As with the UK, Australia was one of EPF’s earliest investment destinations and, as in the UK, asset values have appreciated strongly since purchase.

EPF has also started to take profits. In July, it disposed of industrial properties in Melbourne, which were part of a Goodman industrial portfolio acquired by Blackstone for AUD640m. It still owns office buildings in Melbourne and Canberra. Both assets are well-leased and generating good income, says Nasir.

EPF has a close relationship with the Singapore-based asset manager, CIMB TrustCapital Advisors, with which it bought the Canberra office building for AUD279m in 2011. EPF is also an investor in CIMB TrustCapital’s two Australian Office Funds.

Nasir says demand for Australian assets is such that the fund is fielding unsolicited enquiries from interested parties for its office buildings.

The US is the missing link in EPF’s global spread. “We do have a presence in the US but through funds. We do not have direct assets,” says Nasir, mentioning the country’s “punitive tax treatment” of foreign investors. 

In the meantime, EPF has found other avenues into the US market, such as infrastructure funding. It is co-funding development of a power plant there.

EPF is something of an outlier among its Malaysian peers. Some of Malaysia’s largest investors overseas – Kumpulan Wang Persaraan (KWAP) pension fund,  Permododlan Nasional Berhad (PNB) and Lembaga Tabung Haji – have sold assets to repatriate capital back to Malaysia. 

According to Real Estate Analytics, Malaysian institutional investors have become the net seller over the past 12 months.

“I can’t speak for them,” says Nasir. “For us, we are growing our assets by around 10% a year. So we need to invest that money, and there is a pressure to go out of Malaysia.”

Global tax debate a sovereign risk

Offshore investments generated almost half of gross investment income for Malaysia’s sovereign pension fund, the Employees Provident Fund (EPF), last financial year.

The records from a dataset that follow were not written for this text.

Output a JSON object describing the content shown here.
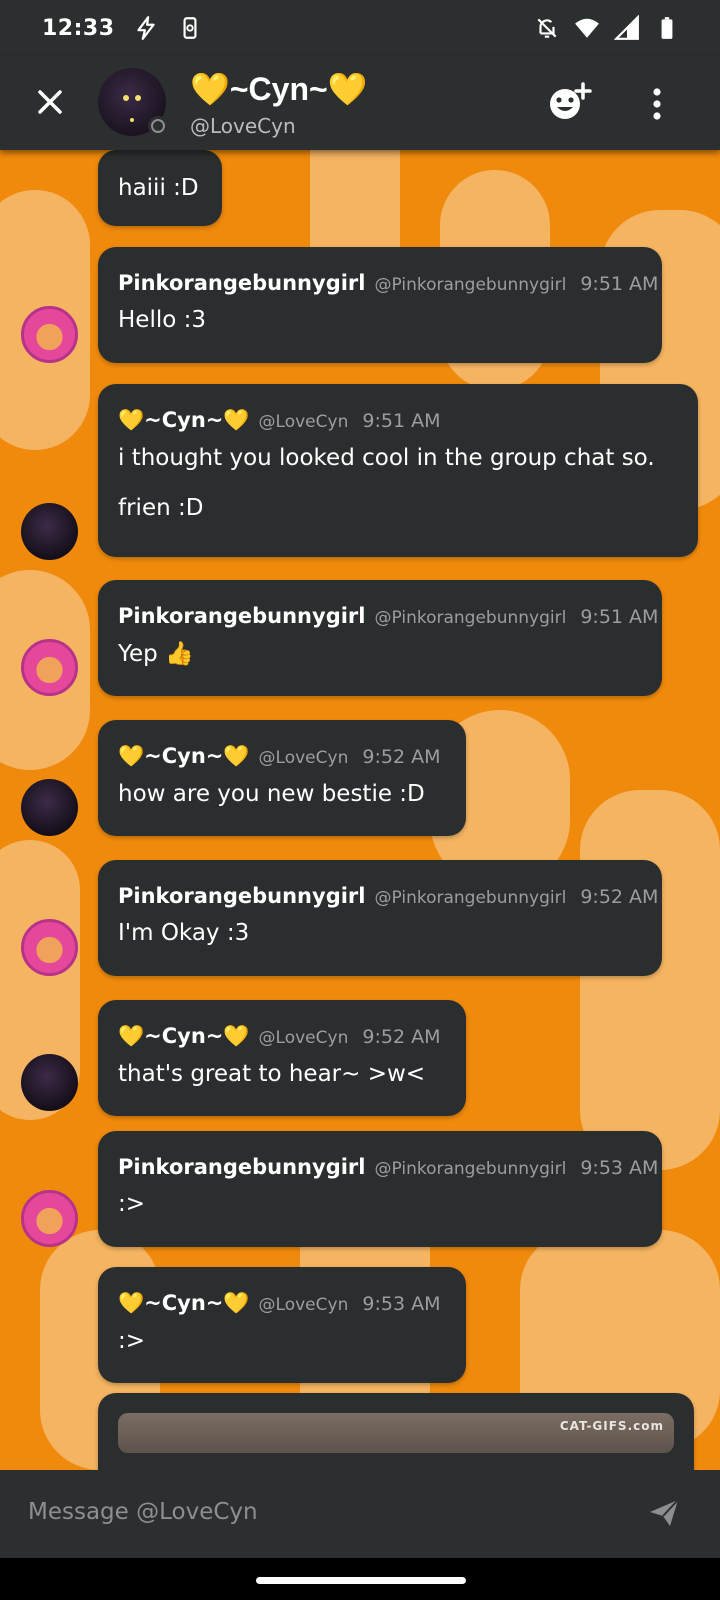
{
  "status_bar": {
    "time": "12:33"
  },
  "header": {
    "name": "💛~Cyn~💛",
    "handle": "@LoveCyn"
  },
  "messages": [
    {
      "text": "haiii :D"
    },
    {
      "author": "Pinkorangebunnygirl",
      "handle": "@Pinkorangebunnygirl",
      "time": "9:51 AM",
      "text": "Hello :3"
    },
    {
      "author": "💛~Cyn~💛",
      "handle": "@LoveCyn",
      "time": "9:51 AM",
      "text": "i thought you looked cool in the group chat so.",
      "text2": "frien :D"
    },
    {
      "author": "Pinkorangebunnygirl",
      "handle": "@Pinkorangebunnygirl",
      "time": "9:51 AM",
      "text": "Yep 👍"
    },
    {
      "author": "💛~Cyn~💛",
      "handle": "@LoveCyn",
      "time": "9:52 AM",
      "text": "how are you new bestie :D"
    },
    {
      "author": "Pinkorangebunnygirl",
      "handle": "@Pinkorangebunnygirl",
      "time": "9:52 AM",
      "text": "I'm Okay :3"
    },
    {
      "author": "💛~Cyn~💛",
      "handle": "@LoveCyn",
      "time": "9:52 AM",
      "text": "that's great to hear~ >w<"
    },
    {
      "author": "Pinkorangebunnygirl",
      "handle": "@Pinkorangebunnygirl",
      "time": "9:53 AM",
      "text": ":>"
    },
    {
      "author": "💛~Cyn~💛",
      "handle": "@LoveCyn",
      "time": "9:53 AM",
      "text": ":>"
    },
    {
      "gif_label": "CAT-GIFS.com"
    }
  ],
  "composer": {
    "placeholder": "Message @LoveCyn"
  },
  "icons": {
    "close": "close-icon",
    "add_friend": "add-friend-icon",
    "more": "more-vertical-icon",
    "send": "send-icon"
  },
  "colors": {
    "chat_background": "#f08a0c",
    "bubble": "#2b2e2f",
    "bars": "#2c2f2f"
  }
}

They accounted for just 25% of EPF’s total assets – but delivered earnings of MYR21.3bn (€4.6bn).

For Mohamad Nasir Ab Latif, deputy CEO responsible investing, it was an admirable achievement in a tough investment environment. “The pressure is always on to do better. People expect ever-better performance. Our stakeholders always think we can do better next year,” he says. “It will be challenging to meet last year’s numbers. What did it for us was partly the depreciation of Malaysia’s currency.”

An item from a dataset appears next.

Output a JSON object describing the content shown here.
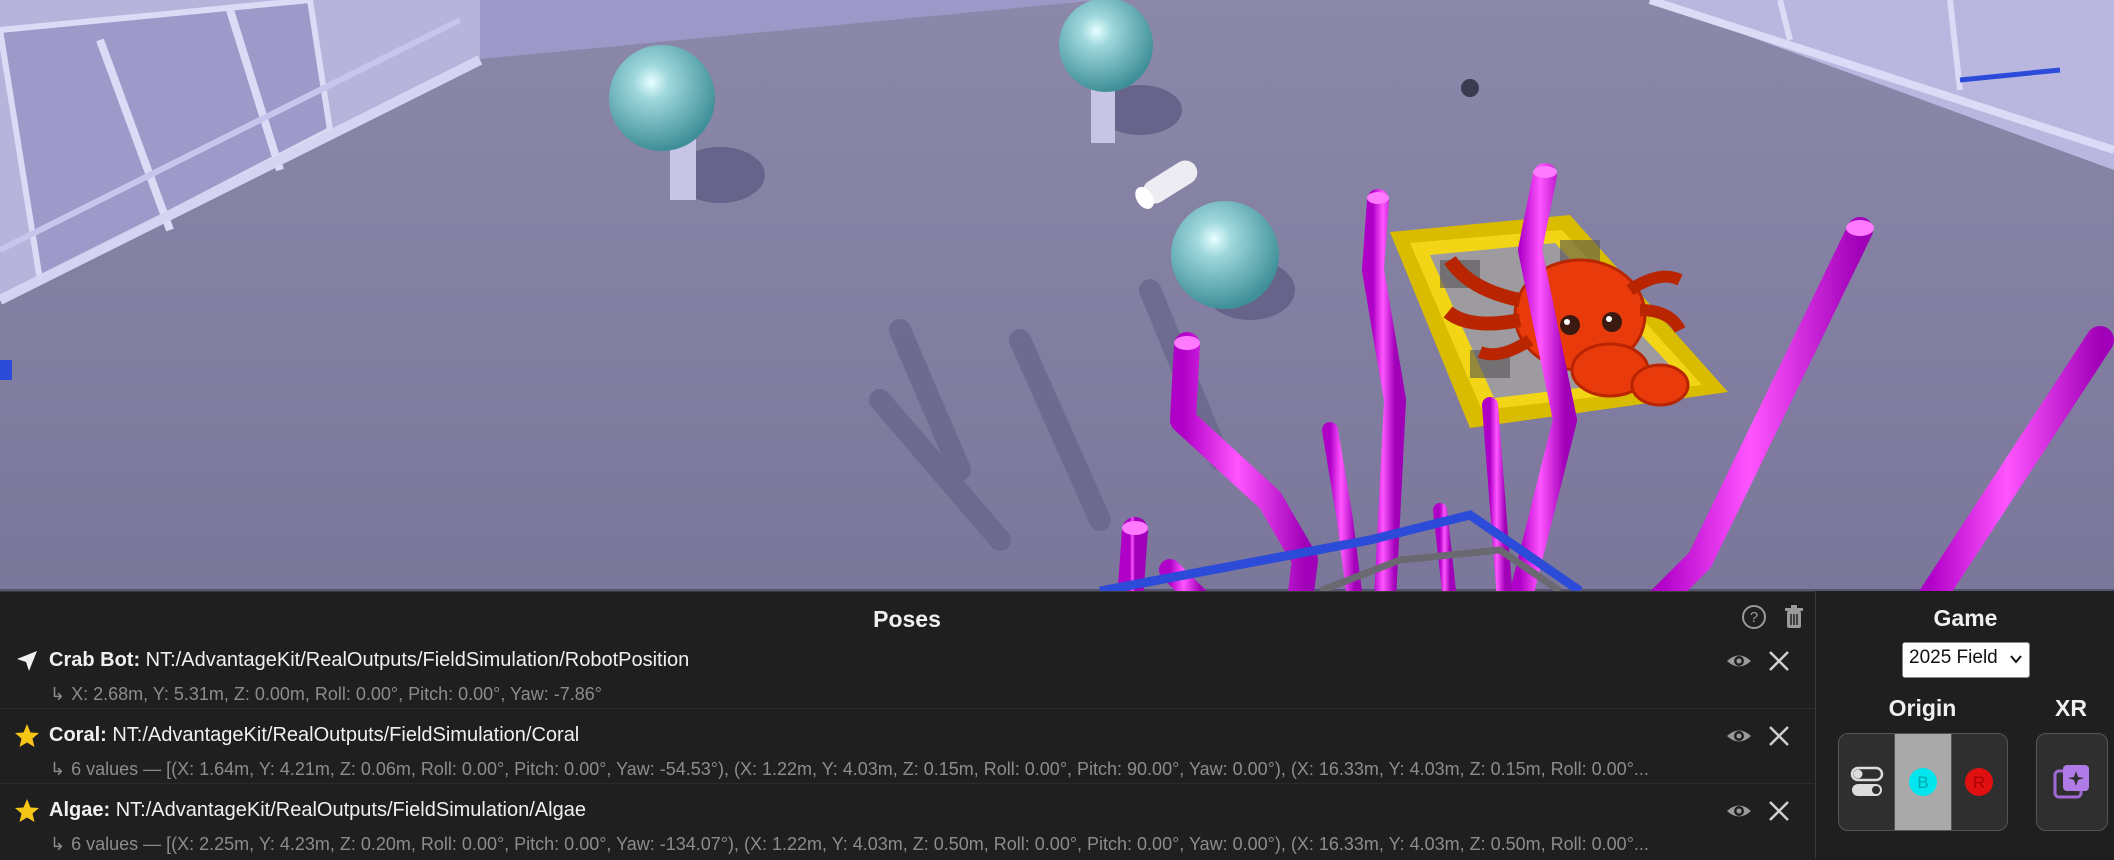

Nasir’s investment target is inflation plus 2%. “On relative terms we will be able to achieve our target because inflation is still very low – in Malaysia, it is 1.4%.”

It is not future returns that trouble Nasir, but rather global taxation issues. “The [cross-border] debate on tax worries me. Companies have been charged for tax evasion. We buy the best advice from the big four [accounting] and legal firms on how to structure our investments. I am sure they give us best advice.

“They always focus on tax efficiency – as distinct from evading tax – but the way things are going these days, it can be quite worrying. I am comfortable with the advice we have received, but, of course, we are not tax experts, and we can only rely on the best professional recommendations available.

“We still sometimes wonder, did our advisers give us the right advice? We have asked them to re-look at all our tax structures.”

Nasir wants no ambiguity on compliance with local tax regimes. “We are a retirement fund. We are not interested in tax avoidance. We want no part in it. The last thing we need is some international headlines on EPF and tax. That would be really bad.”